Stevie swiped a hand through her hair. “Okay, well, narcissistic heroes notwithstanding, we should walk.”
“Walk.”
“Hand in hand.”
“Lazily, while we search for shells to leave on each other’s pillows?”
Stevie held out her hand. “Now you’re getting it.”
Iris eyed Stevie’s hand, hesitating only a second before slipping her fingers into Stevie’s palm. The contact zinged up her arm, causing an eruption of goose bumps, which was ridiculous.
Romance was nothing but brain chemicals and some pretty words, a nice setting. That’s all it was. A fiction brains told to hearts.
Still, Iris gave in to it, if just for Stevie’s sake. They walked along the shore for a while, swinging their hands between them. They searched for shells, scooping up the unbroken pink-and-white treasures in the sand and slipping them into their pockets. They talked about nothing, about everything. Iris learned that Stevie was allergic to strawberries, a tragedy in her mind, and she told Stevie about Paper Wishes and how she had to close it down last year.
“Tell me about your book,” Stevie asked. “The one you’re writing. I already read up on Until We Meet Again.”
Iris smiled. “You did?”
Stevie gave her a look. “Of course I did.”
“Well,” Iris said, her cheeks warming, “this new one is about . . .”
She hesitated, feeling suddenly shy about the turn her book had taken.
“What?” Stevie asked. “What’s it about?”
Iris squeezed Stevie’s fingers. “It’s about a vintner and a wine critic.”
Stevie’s eyes went wide, and she stopped, twirling Iris around to face her, a grin on her mouth. “Like, your idea from the other night in your apartment?”
Iris nodded. “It was a good idea. And you really did help make it feel . . . real.”
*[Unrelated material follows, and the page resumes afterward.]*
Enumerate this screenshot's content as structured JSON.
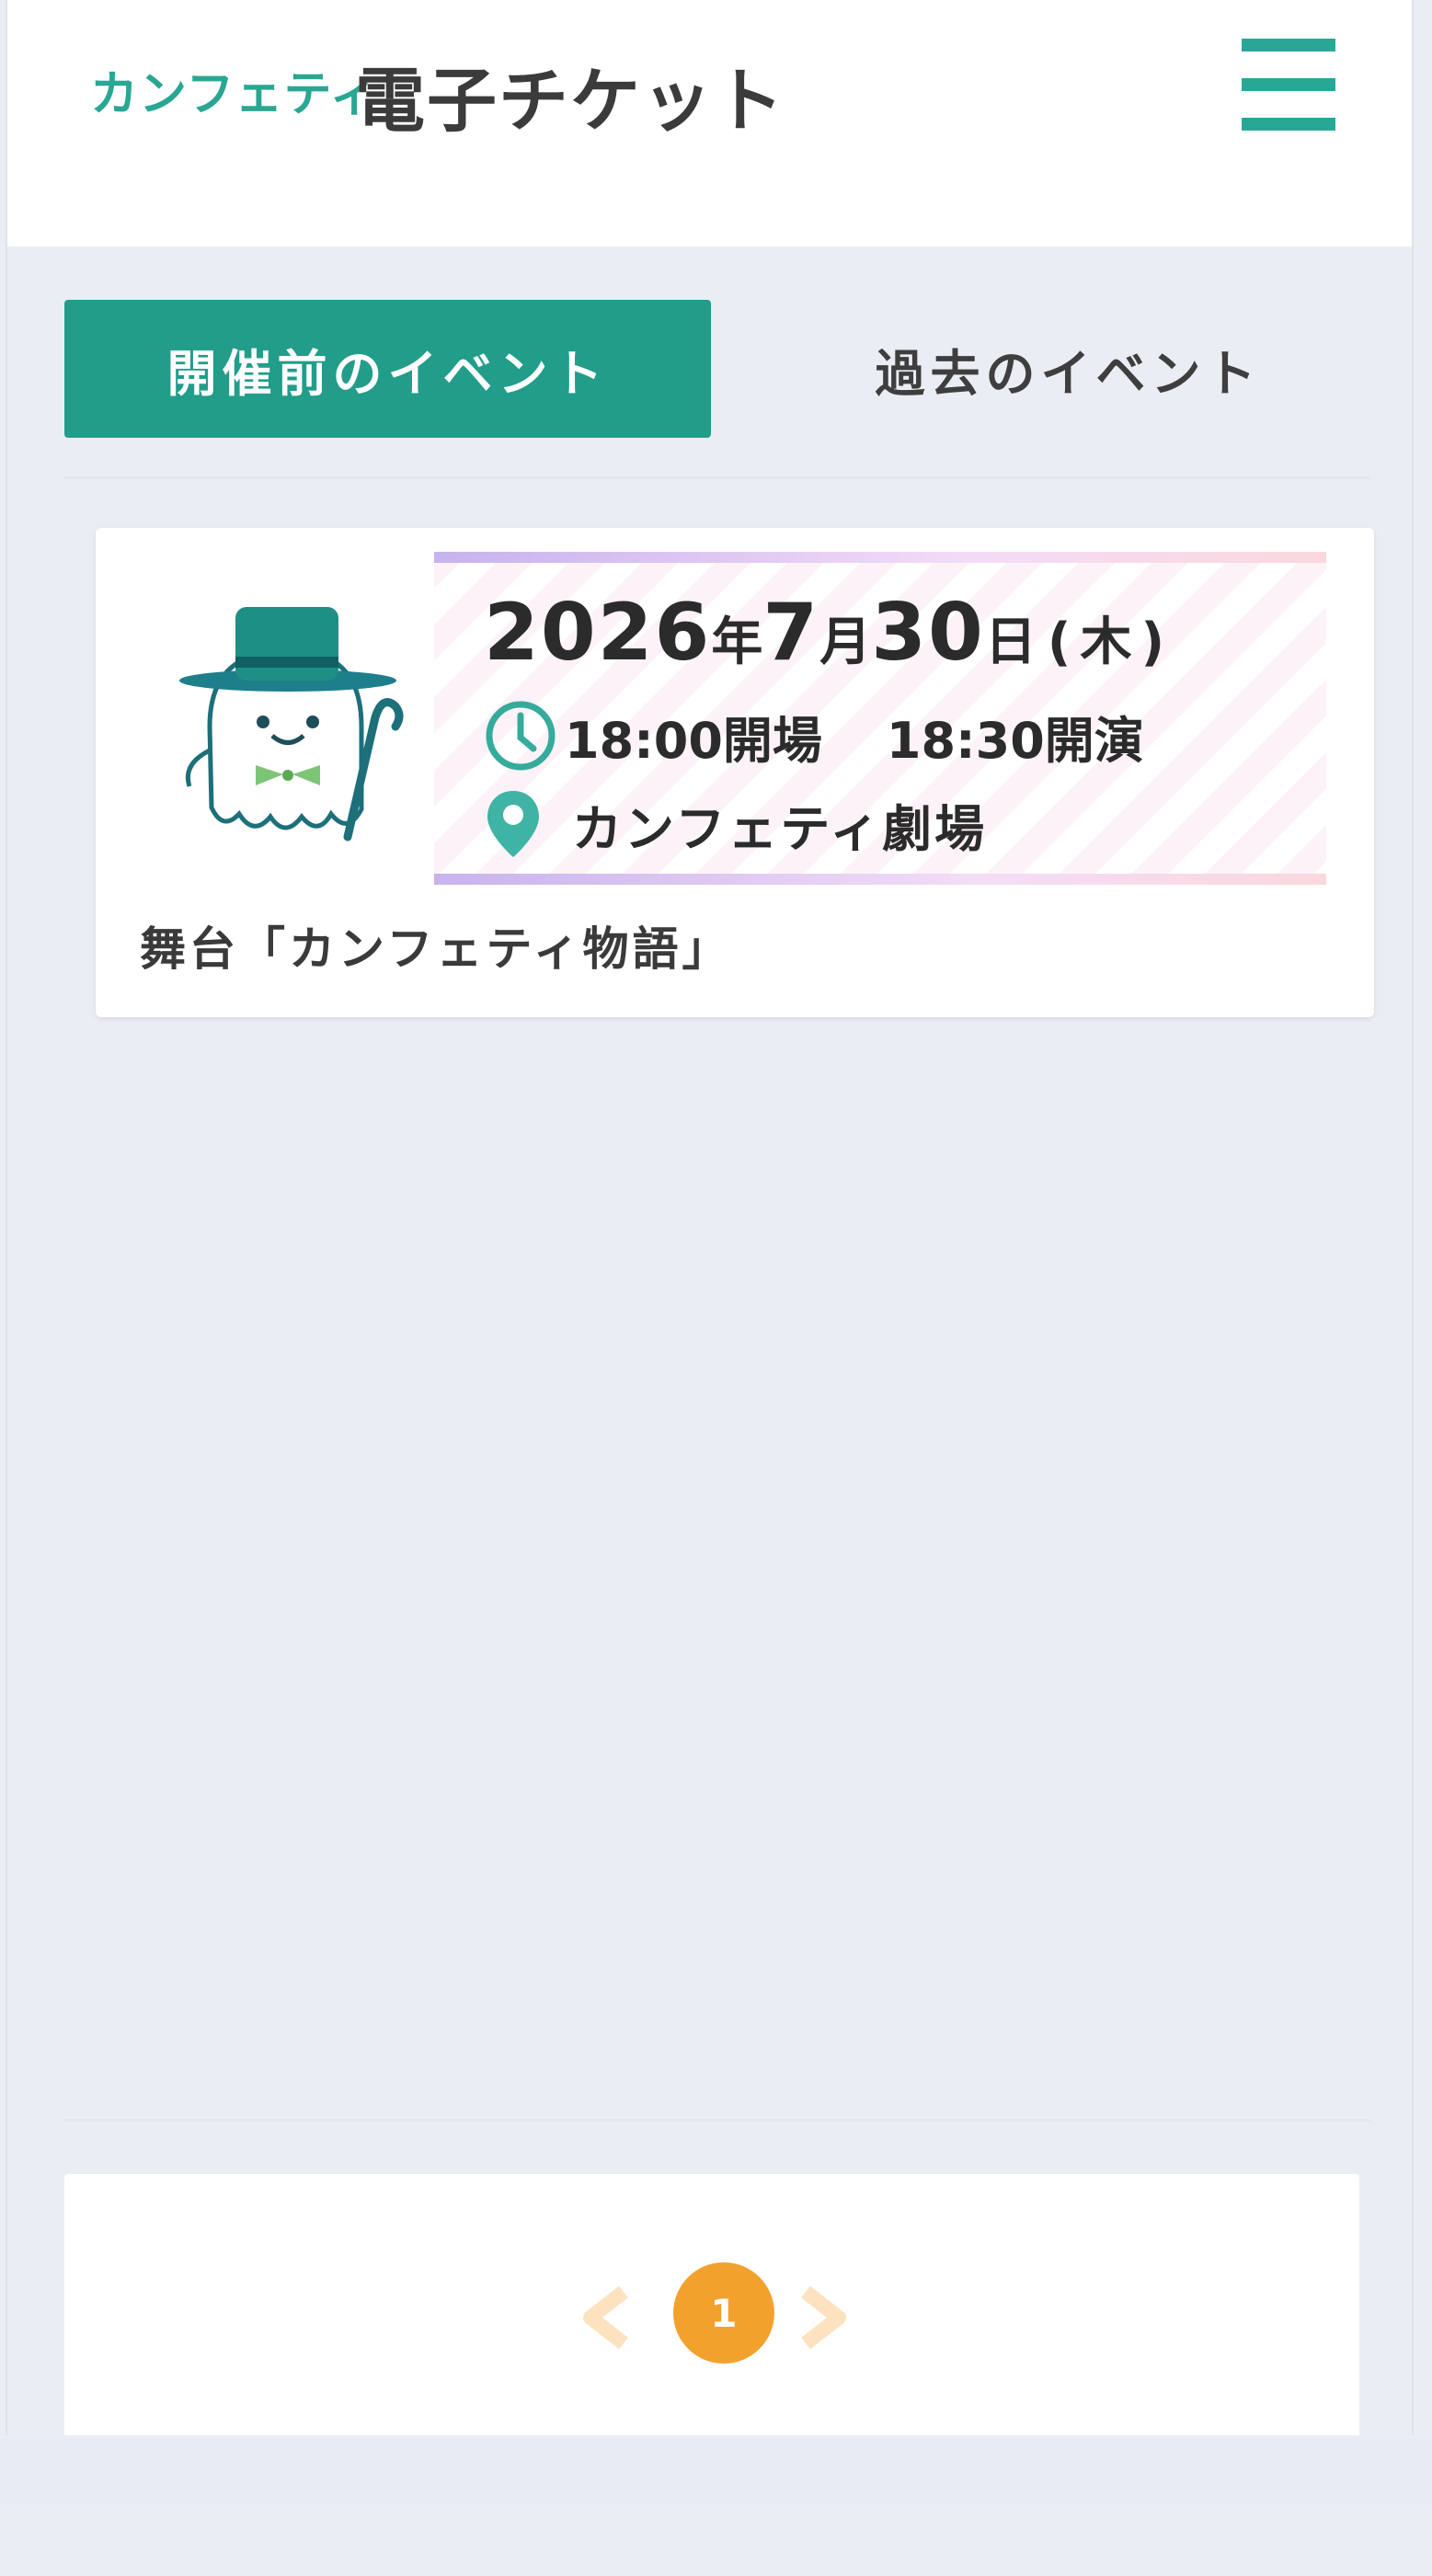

Stevie beamed, her amber eyes bright even under the darkening clouds. “I’m so glad. It was a good idea. I can’t wait to read it.”
Iris grinned back, but it fell away as the first drops fell from the sky. The shower quickly turned into a steady rain, soaking both of them within seconds.
“Oh my god,” Stevie said, wiping her hair from her face. “I guess we should head back.”
Iris nodded and started to turn back toward the house, then froze.
“Hang on,” she said, taking Stevie’s hand.
“You okay?” Stevie asked.
Iris nodded, rain sluicing down her face. She watched beads of water gather on Stevie’s mouth, had the sudden urge to lick them away.
Instead, she pulled Stevie close.
“This feels like something we should do,” she said. “Dance in the rain on the beach.”
Stevie’s mouth opened a little, but then she smiled. “Look at you.”
“I’m a fast learner.”
“I see that,” Stevie said softly. “Is that going to be our thing—or your characters’ thing? They dance all over the city, finding super weird and unique situations to dance?”